We have implemented the following heuristic (We are X and opponent is O) :- All the following conditions will be checked row-wise, column-wise and both diagonally.

  1. Three In A Row: When we have the value as 3 X, we get 1 as the heuristic value.
| X | X | X |
| _ | _ | _ |
| _ | _ | _ |
  1. Two X and one O: When we have 2 X and the opponent has -1 O in the same row/column/diagonal.
| X | X | 0 |
| _ | _ | _ |
| _ | _ | _ |
  1. Fork: When we have 3 X in corners we have a 'Fork' situation with one empty cell in between them. we will give 1 point to heuristic to get the fork position. Below is the illustration for the fork position. Fork position is advantageous as it gives us 2 winnning positions in same board.
| X | _ | X |
| _ | _ | _ |
| _ | _ | X | 
  1. Play centre: When the centre is not played, we give it 1 heuristic point. (5th tile)

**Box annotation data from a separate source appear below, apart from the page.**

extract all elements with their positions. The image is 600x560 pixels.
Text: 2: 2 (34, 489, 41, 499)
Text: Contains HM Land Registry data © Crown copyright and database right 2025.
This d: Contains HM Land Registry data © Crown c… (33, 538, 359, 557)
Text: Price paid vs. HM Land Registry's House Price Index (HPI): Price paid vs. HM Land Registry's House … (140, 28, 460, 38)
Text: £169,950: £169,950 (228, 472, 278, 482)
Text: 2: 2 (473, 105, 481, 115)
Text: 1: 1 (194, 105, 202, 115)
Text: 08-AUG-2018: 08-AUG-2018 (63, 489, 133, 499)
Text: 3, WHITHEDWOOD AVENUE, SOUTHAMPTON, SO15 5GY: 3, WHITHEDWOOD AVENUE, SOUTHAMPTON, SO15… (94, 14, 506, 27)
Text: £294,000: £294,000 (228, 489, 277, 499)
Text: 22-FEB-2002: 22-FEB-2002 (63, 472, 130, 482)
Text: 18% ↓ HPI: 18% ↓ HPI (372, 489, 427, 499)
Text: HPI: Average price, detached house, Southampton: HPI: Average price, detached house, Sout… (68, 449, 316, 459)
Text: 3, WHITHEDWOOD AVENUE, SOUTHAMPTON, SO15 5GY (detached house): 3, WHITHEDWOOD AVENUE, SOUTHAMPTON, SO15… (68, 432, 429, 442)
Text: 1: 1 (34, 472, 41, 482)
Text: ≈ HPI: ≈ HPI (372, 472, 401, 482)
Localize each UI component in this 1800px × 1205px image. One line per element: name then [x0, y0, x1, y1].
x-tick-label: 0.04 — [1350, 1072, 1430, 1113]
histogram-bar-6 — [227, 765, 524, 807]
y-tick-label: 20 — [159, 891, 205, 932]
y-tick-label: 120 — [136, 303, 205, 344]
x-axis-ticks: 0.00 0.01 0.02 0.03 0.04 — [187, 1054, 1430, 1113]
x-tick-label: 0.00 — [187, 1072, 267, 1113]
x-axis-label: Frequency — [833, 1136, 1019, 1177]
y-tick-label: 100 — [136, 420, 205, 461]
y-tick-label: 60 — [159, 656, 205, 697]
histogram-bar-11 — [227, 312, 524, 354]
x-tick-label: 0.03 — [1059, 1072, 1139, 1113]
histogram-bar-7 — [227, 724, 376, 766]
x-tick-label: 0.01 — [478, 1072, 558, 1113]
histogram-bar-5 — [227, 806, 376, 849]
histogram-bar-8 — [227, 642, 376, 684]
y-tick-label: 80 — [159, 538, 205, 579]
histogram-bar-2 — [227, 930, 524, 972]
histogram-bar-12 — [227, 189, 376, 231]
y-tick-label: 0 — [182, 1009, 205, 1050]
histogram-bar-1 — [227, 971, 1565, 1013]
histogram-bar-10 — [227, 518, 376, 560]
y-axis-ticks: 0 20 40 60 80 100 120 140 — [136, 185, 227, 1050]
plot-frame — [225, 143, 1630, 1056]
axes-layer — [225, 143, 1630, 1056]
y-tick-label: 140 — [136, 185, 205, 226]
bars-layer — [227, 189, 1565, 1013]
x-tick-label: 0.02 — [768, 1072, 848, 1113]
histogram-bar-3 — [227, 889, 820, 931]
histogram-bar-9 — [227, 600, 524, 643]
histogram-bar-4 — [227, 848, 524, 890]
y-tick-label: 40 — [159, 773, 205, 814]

  2. Blocking opposite corner: When the opposite corner is empty, we grant 1 point to the heuristic.

| O | _ | _ |
| _ | _ | _ |
| _ | _ | _ | <- one possible point to play
  1. Play empty corner: If any of the corners is empty, we give 1 point to the heuristic.

  2. Two X and one empty: When we have 2 X and the next in the same row/column/diagonal is empty.

| X | X | _ | <- possible position to play
| _ | _ | _ |
| _ | _ | _ |
  1. Create Fork: When we have 2 corners occupied and 1 of the other 2 corners are unoccupied, we can get into a Fork position.
| X | _ | X |
| _ | _ | _ |
| _ | _ | X | <-one  possible point to create a fork
  1. Block fork: When we block a opponent's fork formation , we grant 1 point to the heuristic.
| 0 | _ | 0 |
| _ | _ | _ |
| _ | _ | _ | <-one  possible point to stop a fork
  1. Block winning psoition of opponent: If the opponent is present in 2 places in a line(row/column/diagonal), with the 3rd position empty, we try to block opponent's move by occupying that 3rd position.
| O | X | O |
| _ | _ | _ |
| _ | _ | _ | 

Moves leading us to winning position-> (1, 3, 7, 8) Moves that block opponent from winning -> (5, 9, 10) Moves that bring little benefit -> (2, 4, 6)

We assign weights to all these possible heuristic values and subtract the values with the opponent’s heuristic value which gives us our actual heuristic value (with consideration of the opponent).